The final outcome is a two-part SMC structural system combined with standardized sandwich panels, designed for scalability, fast installation, and real-world manufacturability.
3 Primary Problems
1. Durability
Flat container roofs cause water pooling, leading to corrosion and premature structural failure. This drastically reduces the usable lifespan of container homes.
2. Implementat-ion
Despite containers being standardized products, current roof solutions rely on custom-built constructions that are slow, expensive, and difficult to scale.
3. Sustainability
When container homes fail early, their embodied material and environmental value is wasted, undermining their promise as a sustainable housing solution.
Opportunity
By leveraging SMC’s weather resistance, form freedom, and production accuracy, there is an opportunity to create a universal, prefabricated roof system that extends container lifespan, reduces maintenance, and enables scalable upcycling of shipping containers into long-term housing.

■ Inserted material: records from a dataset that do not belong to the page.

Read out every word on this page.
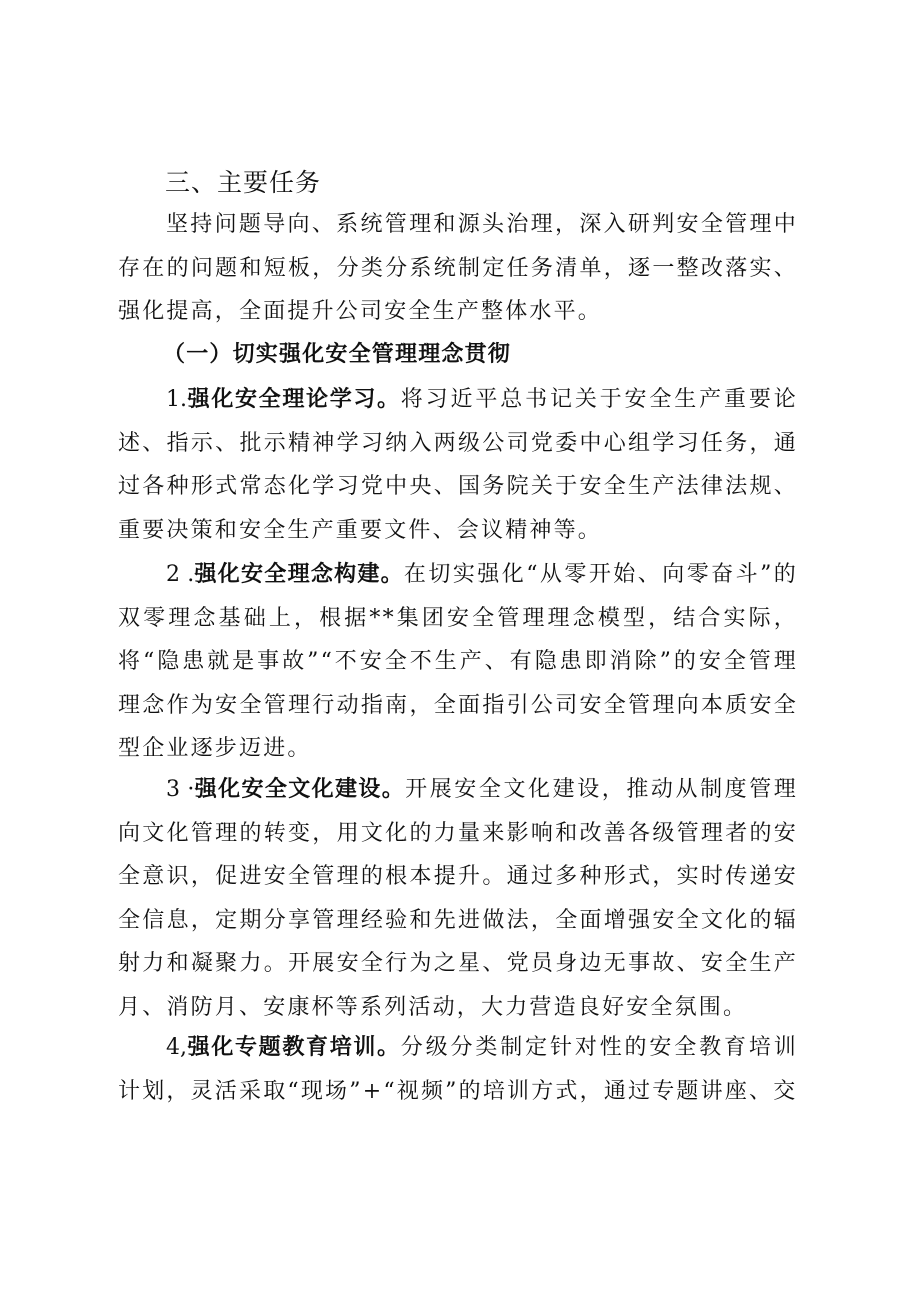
三、主要任务

坚持问题导向、系统管理和源头治理，深入研判安全管理中存在的问题和短板，分类分系统制定任务清单，逐一整改落实、强化提高，全面提升公司安全生产整体水平。

（一）切实强化安全管理理念贯彻

1.强化安全理论学习。将习近平总书记关于安全生产重要论述、指示、批示精神学习纳入两级公司党委中心组学习任务，通过各种形式常态化学习党中央、国务院关于安全生产法律法规、重要决策和安全生产重要文件、会议精神等。

2 .强化安全理念构建。在切实强化“从零开始、向零奋斗”的双零理念基础上，根据**集团安全管理理念模型，结合实际，将“隐患就是事故”“不安全不生产、有隐患即消除”的安全管理理念作为安全管理行动指南，全面指引公司安全管理向本质安全型企业逐步迈进。

3 ·强化安全文化建设。开展安全文化建设，推动从制度管理向文化管理的转变，用文化的力量来影响和改善各级管理者的安全意识，促进安全管理的根本提升。通过多种形式，实时传递安全信息，定期分享管理经验和先进做法，全面增强安全文化的辐射力和凝聚力。开展安全行为之星、党员身边无事故、安全生产月、消防月、安康杯等系列活动，大力营造良好安全氛围。

4,强化专题教育培训。分级分类制定针对性的安全教育培训计划，灵活采取“现场”+“视频”的培训方式，通过专题讲座、交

This is where your project moves from “interesting” to commercially and socially relevant.
Iterations








Concept Video
Final Concept

The final concept is a prefabricated SMC roof system compatible with both 20ft and 40ft container homes. It consists of only two SMC components: a repeating structural mounting part and an end cap. These components anchor standardized steel sandwich panels while creating a sloped, sealed, and insulated roof assembly.
The system bolts directly onto existing container corner castings and edges, allowing fast installation, minimal customization, and efficient large-scale production.
Reflection
This project forced a shift from solution-first thinking to problem-led, market-aware design. Early concepts were technically interesting but commercially unrealistic. Through iteration, stakeholder feedback, and feasibility analysis, the design was reduced from five unique parts to two dramatically improving manufacturability and scalability.
The biggest learning was that good design is often about reduction, not addition. By aligning material properties, production logic, and market constraints, the final concept became both technically robust and realistically viable. While real-world testing is still required, the project establishes a solid foundation for further development and industrial implementation.